Sim, ganhar dinheiro
ficar rico enfim
Quero um futuro
melhor, não quero morrer assim,
num necrotério
qualquer, um indigente sem nome e sem nada
O homem na estrada
Agora, uma perfeita descrição de como se dá a implantação do
tráfico de drogas. Os investidores são ricos, têm contato e poder junto à
administração pública: subornará polícia, judiciário, aduanas etc. O
planejamento da entrada e da circulação das drogas se dá no “andar de cima”, e
eles ficarão com a maior parte dos lucros. Definem os fornecedores e onde a
droga será entregue.
A partir daí entra o trabalho braçal, operacional. A
distribuição aos pontos de venda, o empacotamento (endolação), os embates com a
“concorrência” (outras facções) e as trocas de tiros (com as prisões
decorrentes), ficam a cargo dos pobretões.

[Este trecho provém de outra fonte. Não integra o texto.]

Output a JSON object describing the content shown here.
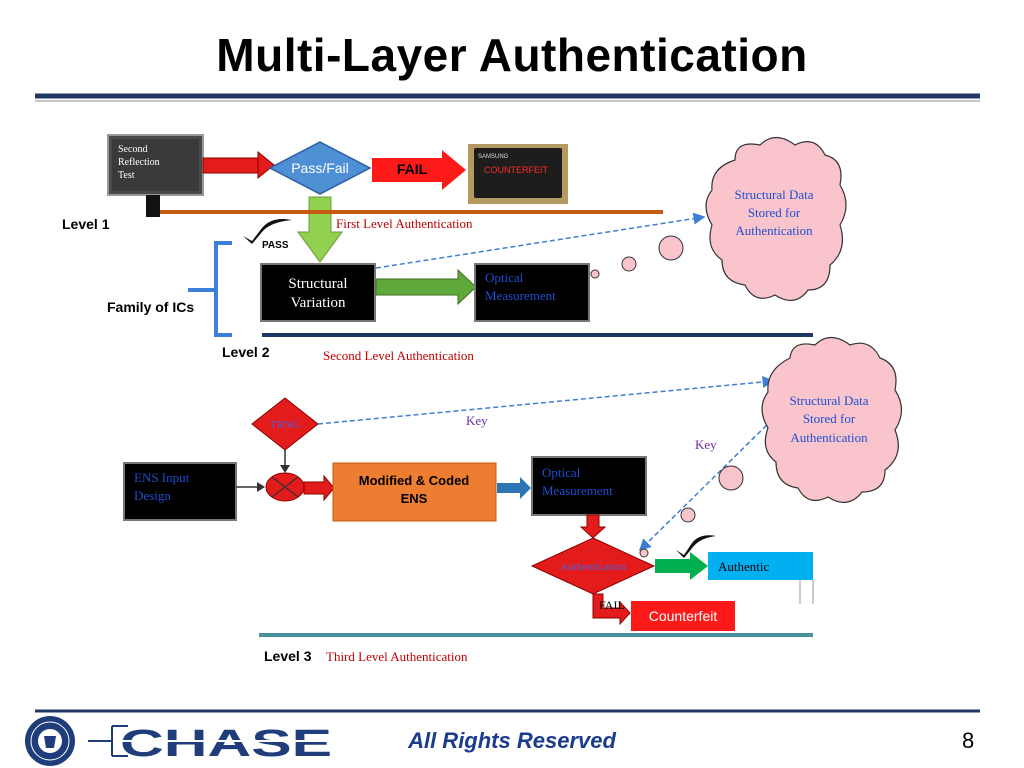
{
  "slide": {
    "title": "Multi-Layer Authentication",
    "footer": "All Rights Reserved",
    "page_number": "8",
    "logo_text": "CHASE"
  },
  "level1": {
    "label": "Level 1",
    "reflection_line1": "Second",
    "reflection_line2": "Reflection",
    "reflection_line3": "Test",
    "pass_fail": "Pass/Fail",
    "fail": "FAIL",
    "chip_brand": "SAMSUNG",
    "chip_label": "COUNTERFEIT",
    "caption": "First Level Authentication",
    "pass": "PASS"
  },
  "level2": {
    "label": "Level 2",
    "family_label": "Family of ICs",
    "structural_line1": "Structural",
    "structural_line2": "Variation",
    "optical_line1": "Optical",
    "optical_line2": "Measurement",
    "caption": "Second Level Authentication"
  },
  "cloud1": {
    "line1": "Structural Data",
    "line2": "Stored for",
    "line3": "Authentication"
  },
  "cloud2": {
    "line1": "Structural Data",
    "line2": "Stored for",
    "line3": "Authentication"
  },
  "level3": {
    "label": "Level 3",
    "caption": "Third Level Authentication",
    "trng": "TRNG",
    "key1": "Key",
    "key2": "Key",
    "ens_line1": "ENS Input",
    "ens_line2": "Design",
    "modified_line1": "Modified & Coded",
    "modified_line2": "ENS",
    "optical_line1": "Optical",
    "optical_line2": "Measurement",
    "authentication": "Authentication",
    "authentic": "Authentic",
    "fail": "FAIL",
    "counterfeit": "Counterfeit"
  },
  "colors": {
    "red": "#e31b1b",
    "blue_text": "#1f4fd1",
    "dark_red_text": "#c00000",
    "purple": "#7030a0",
    "cloud_fill": "#f9c4cc",
    "orange_line": "#c55a11",
    "navy_line": "#1f3864",
    "teal_line": "#4a8f9c",
    "green_arrow": "#92d050",
    "orange_box": "#ed7d31",
    "cyan_box": "#00b0f0"
  }
}
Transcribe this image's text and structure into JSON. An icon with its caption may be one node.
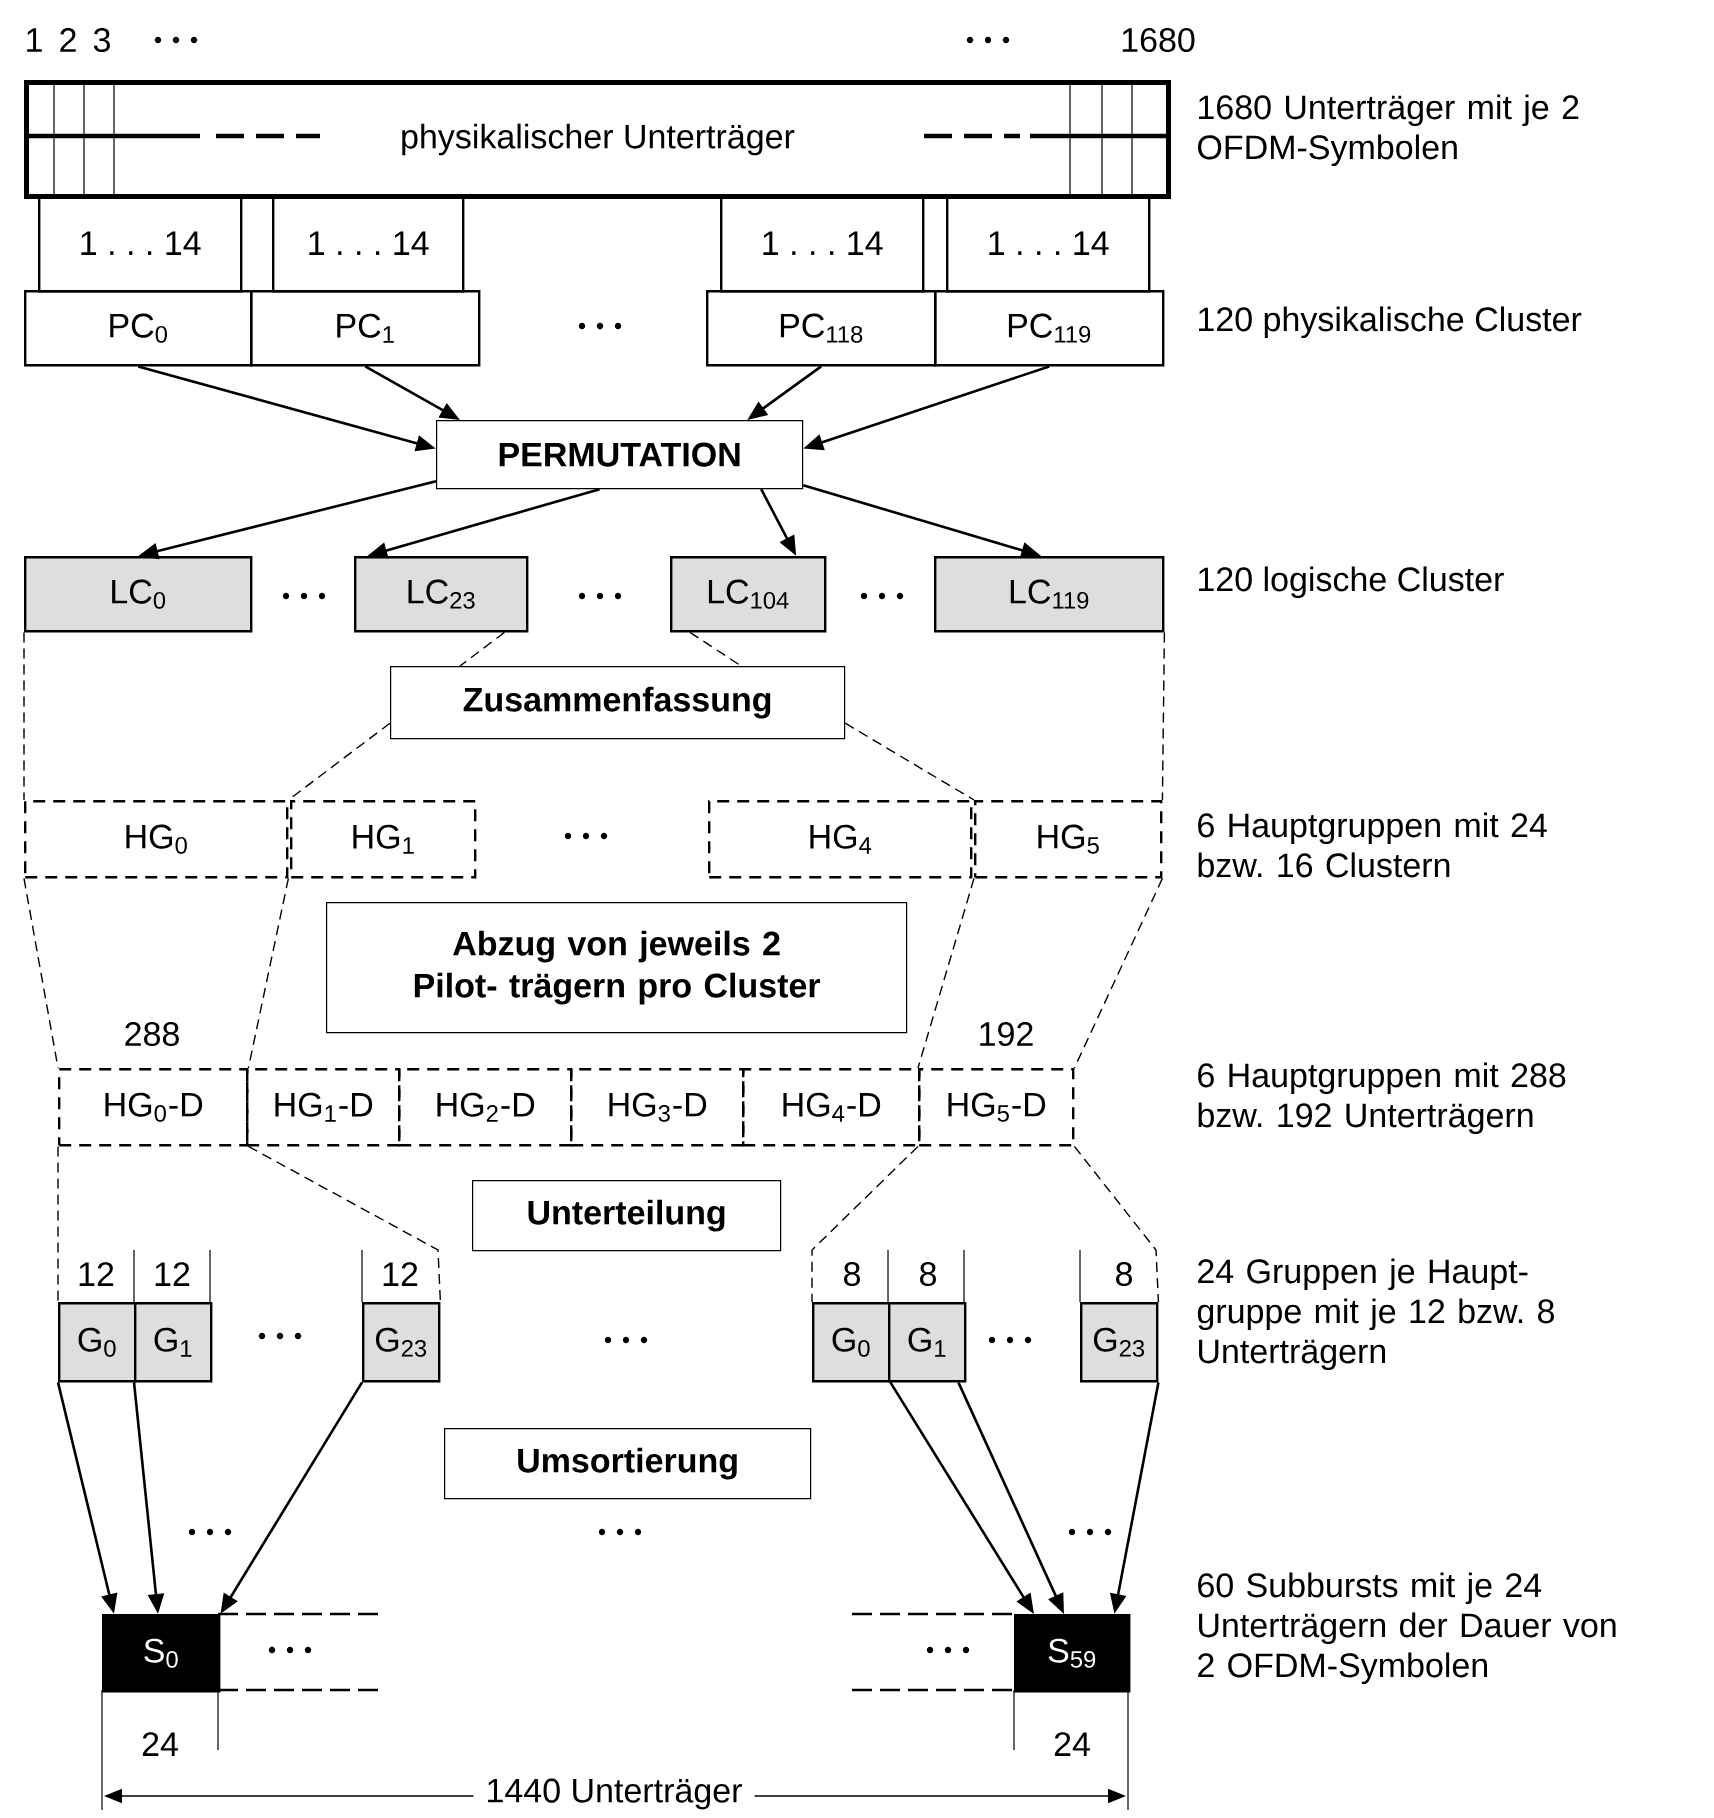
{
  "diagram": {
    "nodes": [
      {
        "text": [
          "physikalischer Unterträger"
        ],
        "beside": [
          "1",
          "2",
          "3",
          "1680"
        ]
      },
      {
        "text": [
          "1 . . . 14"
        ]
      },
      {
        "text": [
          "1 . . . 14"
        ]
      },
      {
        "text": [
          "1 . . . 14"
        ]
      },
      {
        "text": [
          "1 . . . 14"
        ]
      },
      {
        "text": [
          "PC$_{0}$"
        ]
      },
      {
        "text": [
          "PC$_{1}$"
        ]
      },
      {
        "text": [
          "PC$_{118}$"
        ]
      },
      {
        "text": [
          "PC$_{119}$"
        ]
      },
      {
        "text": [
          "PERMUTATION"
        ]
      },
      {
        "text": [
          "LC$_{0}$"
        ]
      },
      {
        "text": [
          "LC$_{23}$"
        ]
      },
      {
        "text": [
          "LC$_{104}$"
        ]
      },
      {
        "text": [
          "LC$_{119}$"
        ]
      },
      {
        "text": [
          "Zusammenfassung"
        ]
      },
      {
        "text": [
          "HG$_{0}$"
        ]
      },
      {
        "text": [
          "HG$_{1}$"
        ]
      },
      {
        "text": [
          "HG$_{4}$"
        ]
      },
      {
        "text": [
          "HG$_{5}$"
        ]
      },
      {
        "text": [
          "Abzug von jeweils 2 Pilot- trägern pro Cluster"
        ]
      },
      {
        "text": [
          "HG$_{0}$-D"
        ]
      },
      {
        "text": [
          "HG$_{1}$-D"
        ]
      },
      {
        "text": [
          "HG$_{2}$-D"
        ]
      },
      {
        "text": [
          "HG$_{3}$-D"
        ]
      },
      {
        "text": [
          "HG$_{4}$-D"
        ]
      },
      {
        "text": [
          "HG$_{5}$-D"
        ]
      },
      {
        "text": [
          "Unterteilung"
        ]
      },
      {
        "text": [
          "G$_{0}$"
        ],
        "beside": [
          "12"
        ]
      },
      {
        "text": [
          "G$_{1}$"
        ],
        "beside": [
          "12"
        ]
      },
      {
        "text": [
          "G$_{23}$"
        ],
        "beside": [
          "12"
        ]
      },
      {
        "text": [
          "G$_{0}$"
        ],
        "beside": [
          "8"
        ]
      },
      {
        "text": [
          "G$_{1}$"
        ],
        "beside": [
          "8"
        ]
      },
      {
        "text": [
          "G$_{23}$"
        ],
        "beside": [
          "8"
        ]
      },
      {
        "text": [
          "Umsortierung"
        ]
      },
      {
        "text": [
          "S$_{0}$"
        ]
      },
      {
        "text": [
          "S$_{59}$"
        ]
      }
    ],
    "edges": [
      {
        "from": 5,
        "to": 9,
        "arrow": "to"
      },
      {
        "from": 6,
        "to": 9,
        "arrow": "to"
      },
      {
        "from": 7,
        "to": 9,
        "arrow": "to"
      },
      {
        "from": 8,
        "to": 9,
        "arrow": "to"
      },
      {
        "from": 9,
        "to": 10,
        "arrow": "to"
      },
      {
        "from": 9,
        "to": 11,
        "arrow": "to"
      },
      {
        "from": 9,
        "to": 12,
        "arrow": "to"
      },
      {
        "from": 9,
        "to": 13,
        "arrow": "to"
      },
      {
        "from": 10,
        "to": 15,
        "arrow": "none",
        "style": "dashed"
      },
      {
        "from": 11,
        "to": 14,
        "arrow": "none",
        "style": "dashed"
      },
      {
        "from": 14,
        "to": 15,
        "arrow": "none",
        "style": "dashed"
      },
      {
        "from": 12,
        "to": 14,
        "arrow": "none",
        "style": "dashed"
      },
      {
        "from": 14,
        "to": 18,
        "arrow": "none",
        "style": "dashed"
      },
      {
        "from": 13,
        "to": 18,
        "arrow": "none",
        "style": "dashed"
      },
      {
        "from": 15,
        "to": 20,
        "arrow": "none",
        "style": "dashed"
      },
      {
        "from": 15,
        "to": 20,
        "arrow": "none",
        "style": "dashed"
      },
      {
        "from": 18,
        "to": 25,
        "arrow": "none",
        "style": "dashed"
      },
      {
        "from": 18,
        "to": 25,
        "arrow": "none",
        "style": "dashed"
      },
      {
        "from": 20,
        "to": 27,
        "arrow": "none",
        "style": "dashed"
      },
      {
        "from": 20,
        "to": 29,
        "arrow": "none",
        "style": "dashed"
      },
      {
        "from": 25,
        "to": 30,
        "arrow": "none",
        "style": "dashed"
      },
      {
        "from": 25,
        "to": 32,
        "arrow": "none",
        "style": "dashed"
      },
      {
        "from": 27,
        "to": 34,
        "arrow": "to"
      },
      {
        "from": 28,
        "to": 34,
        "arrow": "to"
      },
      {
        "from": 29,
        "to": 34,
        "arrow": "to"
      },
      {
        "from": 30,
        "to": 35,
        "arrow": "to"
      },
      {
        "from": 31,
        "to": 35,
        "arrow": "to"
      },
      {
        "from": 32,
        "to": 35,
        "arrow": "to"
      }
    ],
    "labels": [
      "1680 Unterträger mit je 2 OFDM-Symbolen",
      "120 physikalische Cluster",
      "120 logische Cluster",
      "6 Hauptgruppen mit 24 bzw. 16 Clustern",
      "288",
      "192",
      "6 Hauptgruppen mit 288 bzw. 192 Unterträgern",
      "24 Gruppen je Haupt- gruppe mit je 12 bzw. 8 Unterträgern",
      "60 Subbursts mit je 24 Unterträgern der Dauer von 2 OFDM-Symbolen",
      "24",
      "24",
      "1440 Unterträger"
    ]
  }
}
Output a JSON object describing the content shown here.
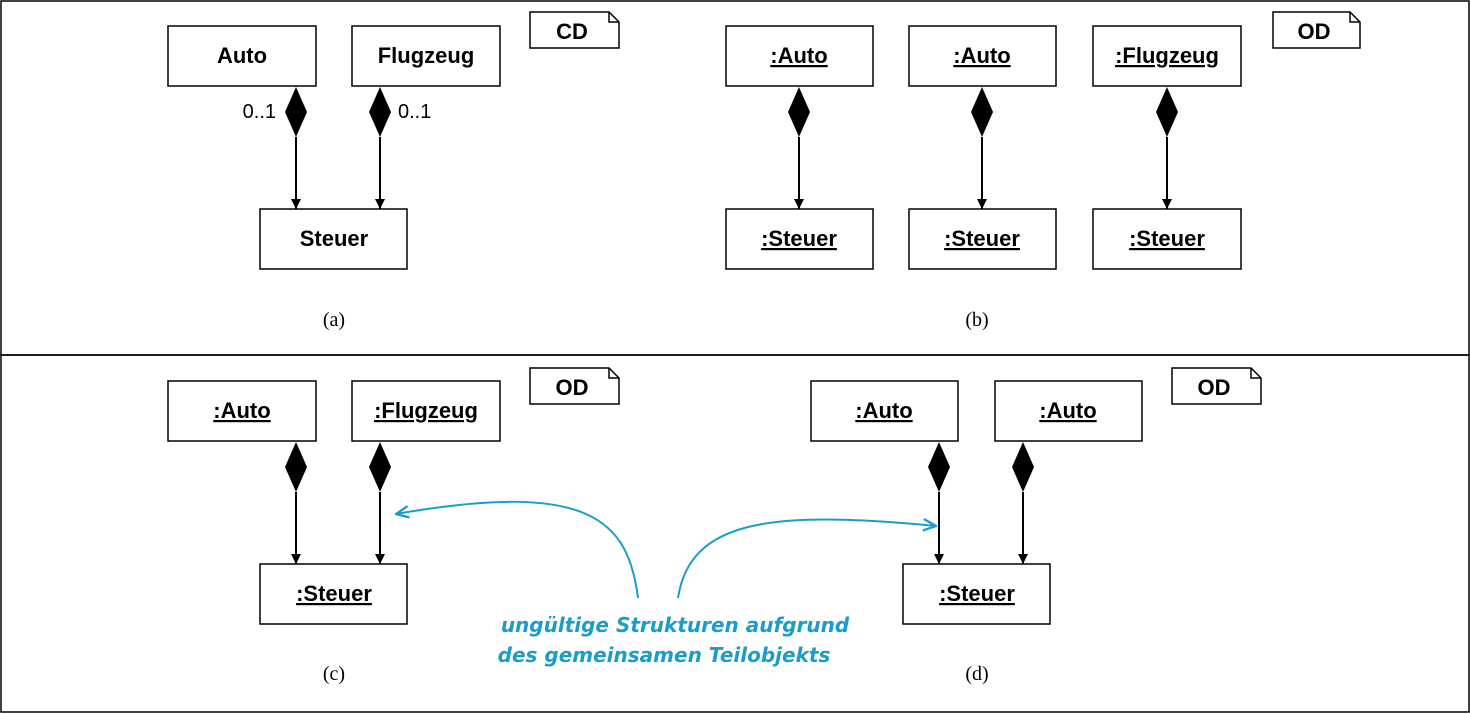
{
  "panels": {
    "a": {
      "caption": "(a)",
      "tag": "CD",
      "top_left": "Auto",
      "top_right": "Flugzeug",
      "bottom": "Steuer",
      "mult_left": "0..1",
      "mult_right": "0..1"
    },
    "b": {
      "caption": "(b)",
      "tag": "OD",
      "top": [
        ":Auto",
        ":Auto",
        ":Flugzeug"
      ],
      "bottom": [
        ":Steuer",
        ":Steuer",
        ":Steuer"
      ]
    },
    "c": {
      "caption": "(c)",
      "tag": "OD",
      "top_left": ":Auto",
      "top_right": ":Flugzeug",
      "bottom": ":Steuer"
    },
    "d": {
      "caption": "(d)",
      "tag": "OD",
      "top_left": ":Auto",
      "top_right": ":Auto",
      "bottom": ":Steuer"
    }
  },
  "annotation": {
    "line1": "ungültige Strukturen aufgrund",
    "line2": "des gemeinsamen Teilobjekts",
    "color": "#1a9ccc"
  }
}
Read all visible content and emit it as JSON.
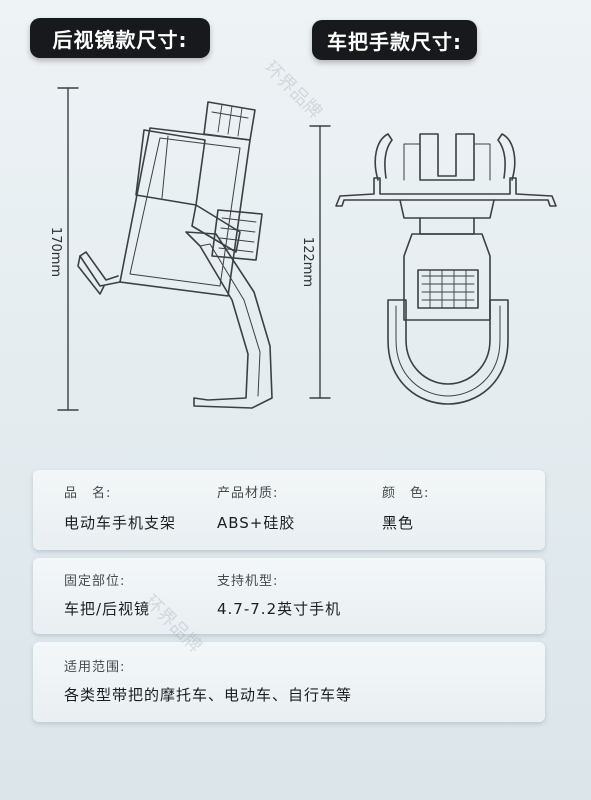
{
  "headers": {
    "mirror": "后视镜款尺寸:",
    "handlebar": "车把手款尺寸:"
  },
  "dimensions": {
    "mirror_height": "170mm",
    "handlebar_height": "122mm"
  },
  "specs": {
    "product_name_label": "品　名:",
    "product_name_value": "电动车手机支架",
    "material_label": "产品材质:",
    "material_value": "ABS+硅胶",
    "color_label": "颜　色:",
    "color_value": "黑色",
    "mount_label": "固定部位:",
    "mount_value": "车把/后视镜",
    "models_label": "支持机型:",
    "models_value": "4.7-7.2英寸手机",
    "usage_label": "适用范围:",
    "usage_value": "各类型带把的摩托车、电动车、自行车等"
  },
  "watermark": "环界品牌"
}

Quem garante esse cenário trágico? Fome, desemprego e falta
de perspectiva. Somando-se a isso: fichas criminais por porte de drogas ou por
tráfico. Qualquer pagamento, por mais miserável que seja, garante uma oferta
ilimitada de mão de obra para o tráfico.
Como a letra deixa claro: usar crack não é exclusividade de freqüentadores
da cracolândia. Não são poucos os usuários de cocaína que se passaram para o
crack.
Mas o personagem sabe que o único papel que pode
executarnesse comércio é ao lado dos que morrem... e ele não quer isso.
Assaltos na redondeza
levantaram suspeitas
logo acusaram favela
para variar
E o boato que corre é
que esse homem está
Com o seu nome lá na
lista dos suspeitos, pregada na parede do bar.
Polícia sem inteligência trabalha assim: alguém denuncia um
assalto, procuraram o suspeito que melhor se adéqüe ao papel de criminoso
(algum favelado das redondezas). Procuram alguém com alguma passagem é bingo!
Já temos um criminoso para a ocasião.
Mas e se não for ele o culpado? Dane-se. É bandido.
A noite chega e o
clima estranho no ar
e ele sem desconfiar
de nada, vai dormir tranquilamente
mas na calada
caguetaram seus antecedentes
como se fosse uma
doença incurável
No seu braço a
tatuagem, DVC, uma passagem, 157 na lei
No seu lado não tem
mais ninguém
Bom, seu nome está na lista. Qual será o passo seguinte?
Apreender para averiguação, notificação para prestar esclarecimentos na
Delegacia, acareação junto à vítima? Não, bandido bom é bandido morto...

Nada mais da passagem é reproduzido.